The West Bengal tea industry has been going through a period of acute financial crisis as tea prices have turned unremunerative
Kolkata, April 26 In the wake of a spike in cost of production and poor realisation leading to financial distress for tea growers in West Bengal, particularly in Darjeeling, the tea industry has proposed to the Ministry of Commerce for declaration of a floor price for green leaf (payable to small tea growers) and made tea (payable to tea producers) indexed to cost of production.
As the Indian tea market has not been able to address the low price cycle, introduction of a floor price would be an immediate solution to address the unremunerative price of tea without any additional cost to the government, said a press statement by the Indian Tea Association (ITA). The government has already done this for sugar.
The Commerce and Industry department of West Bengal government has supported the proposal for introduction of a floor price for tea and has written to the Union Commerce Ministry to consider the floor price proposal favourably. The Assam government has also extended its support to the proposal and has requested the Ministry to grant in-principle approval to it, ITA release said.
Unremunerative tea prices
The West Bengal tea industry, particularly the Darjeeling tea, has been going through a period of acute financial crisis over the last few years with tea prices not able to keep pace with the rising cost of production. West Bengal tea prices since 2014 have grown at a CAGR of around four per cent only while costs of vital inputs like coal, gas, MOP, and sulphur have grown at a CAGR of 9-12 per cent during the same period.
Auction prices of Darjeeling tea have been more depressed than the overall West Bengal average price – recording a CAGR of only around two per cent since 2014. Given the fact that the cost of production in Darjeeling hills is significantly higher compared to the plains, majority of tea estates are finding it difficult to sustain operations.

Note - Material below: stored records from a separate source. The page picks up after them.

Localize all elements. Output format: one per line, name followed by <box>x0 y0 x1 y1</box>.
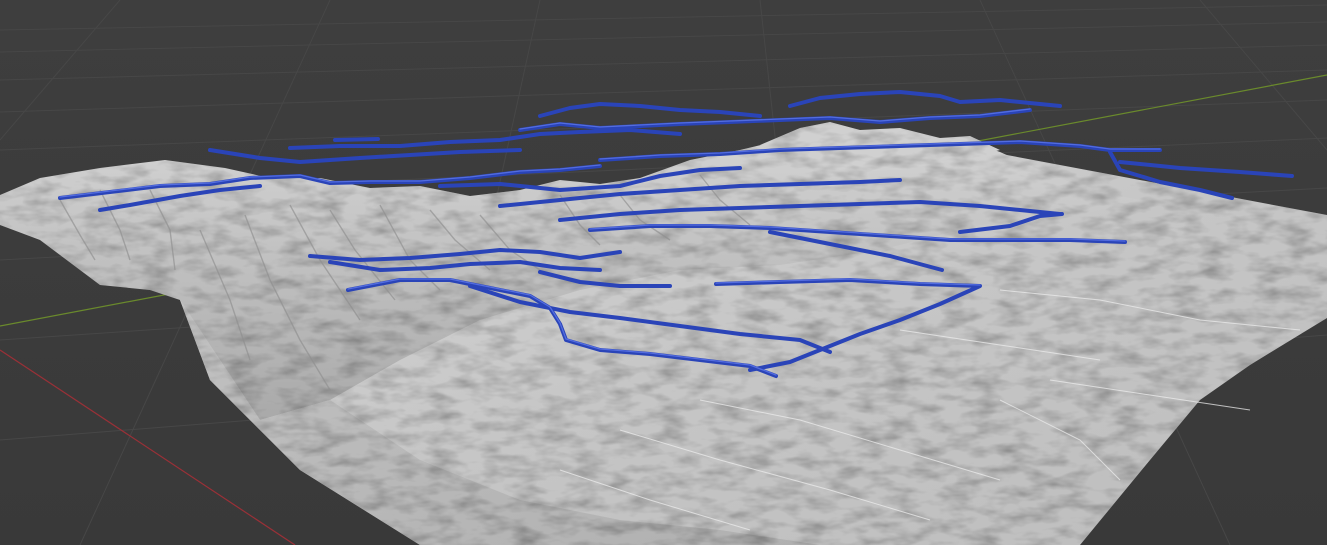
path-curve-5[interactable] <box>333 137 380 142</box>
3d-viewport[interactable] <box>0 0 1327 545</box>
viewport-canvas[interactable] <box>0 0 1327 545</box>
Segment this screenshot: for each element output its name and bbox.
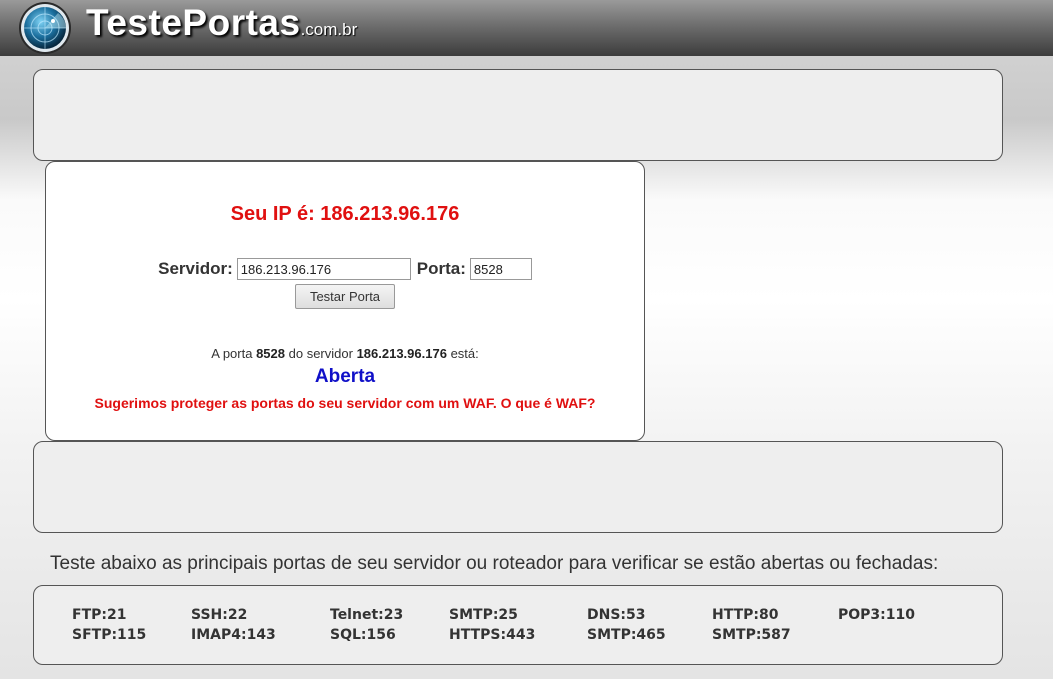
result-line: A porta 8528 do servidor 186.213.96.176 … [46, 346, 644, 361]
server-input[interactable] [236, 258, 411, 280]
port-link-dns[interactable]: DNS:53 [587, 607, 646, 623]
ports-intro: Teste abaixo as principais portas de seu… [50, 553, 939, 574]
ad-banner-top [33, 69, 1003, 161]
waf-link[interactable]: Sugerimos proteger as portas do seu serv… [46, 395, 644, 411]
port-link-https[interactable]: HTTPS:443 [449, 627, 535, 643]
port-test-panel: Seu IP é: 186.213.96.176 Servidor: Porta… [45, 161, 645, 441]
port-link-pop3[interactable]: POP3:110 [838, 607, 915, 623]
result-prefix: A porta [211, 346, 253, 361]
common-ports-box: FTP:21 SSH:22 Telnet:23 SMTP:25 DNS:53 H… [33, 585, 1003, 665]
result-port: 8528 [256, 346, 285, 361]
port-input[interactable] [469, 258, 532, 280]
result-server: 186.213.96.176 [356, 346, 447, 361]
port-label: Porta: [416, 259, 466, 278]
port-link-http[interactable]: HTTP:80 [712, 607, 778, 623]
site-header: TestePortas.com.br [0, 0, 1053, 56]
port-link-smtp-25[interactable]: SMTP:25 [449, 607, 518, 623]
port-status: Aberta [314, 366, 376, 387]
port-link-imap4[interactable]: IMAP4:143 [191, 627, 276, 643]
radar-globe-icon[interactable] [18, 1, 72, 55]
port-link-ssh[interactable]: SSH:22 [191, 607, 247, 623]
logo-text: TestePortas [86, 2, 301, 43]
test-port-button[interactable]: Testar Porta [295, 284, 395, 309]
result-middle: do servidor [288, 346, 353, 361]
port-link-ftp[interactable]: FTP:21 [72, 607, 126, 623]
port-link-sftp[interactable]: SFTP:115 [72, 627, 146, 643]
port-link-smtp-465[interactable]: SMTP:465 [587, 627, 666, 643]
ip-title: Seu IP é: 186.213.96.176 [230, 203, 460, 225]
result-suffix: está: [450, 346, 479, 361]
port-link-sql[interactable]: SQL:156 [330, 627, 396, 643]
ad-banner-bottom [33, 441, 1003, 533]
site-logo[interactable]: TestePortas.com.br [86, 2, 357, 44]
port-link-smtp-587[interactable]: SMTP:587 [712, 627, 791, 643]
port-link-telnet[interactable]: Telnet:23 [330, 607, 403, 623]
test-form: Servidor: Porta: [46, 256, 644, 282]
server-label: Servidor: [158, 259, 233, 278]
logo-suffix: .com.br [300, 20, 358, 39]
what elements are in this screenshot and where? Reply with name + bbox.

“There is an urgent necessity for mitigating the escalating costs to ensure continued sustenance of the tea industry,” the release said.
Unfavourable weather conditions
The new tea season 2023 has not begun on a bright note for the industry in West Bengal with unfavourable weather conditions adversely impacting crop in several tea growing pockets in Dooars and Darjeeling. Reports of widespread hail damage to second flush crop have been received across many gardens in North Bengal. Although the official Tea Board data is awaited for March, as per available ITA membership crop data, Darjeeling crop is estimated to be down by 39 per cent in March. Crop decline has also been reported in several pockets in Dooars region.
“In the backdrop of stagnating prices and increasing financial stress of tea producers, the ITA is deeply concerned with newspaper reports on the possibility of the West Bengal government effecting a further increase in wages of daily rated tea plantation workers. This move will further aggravate the financial stress of tea producers and make tea estate operations unviable,” the release added.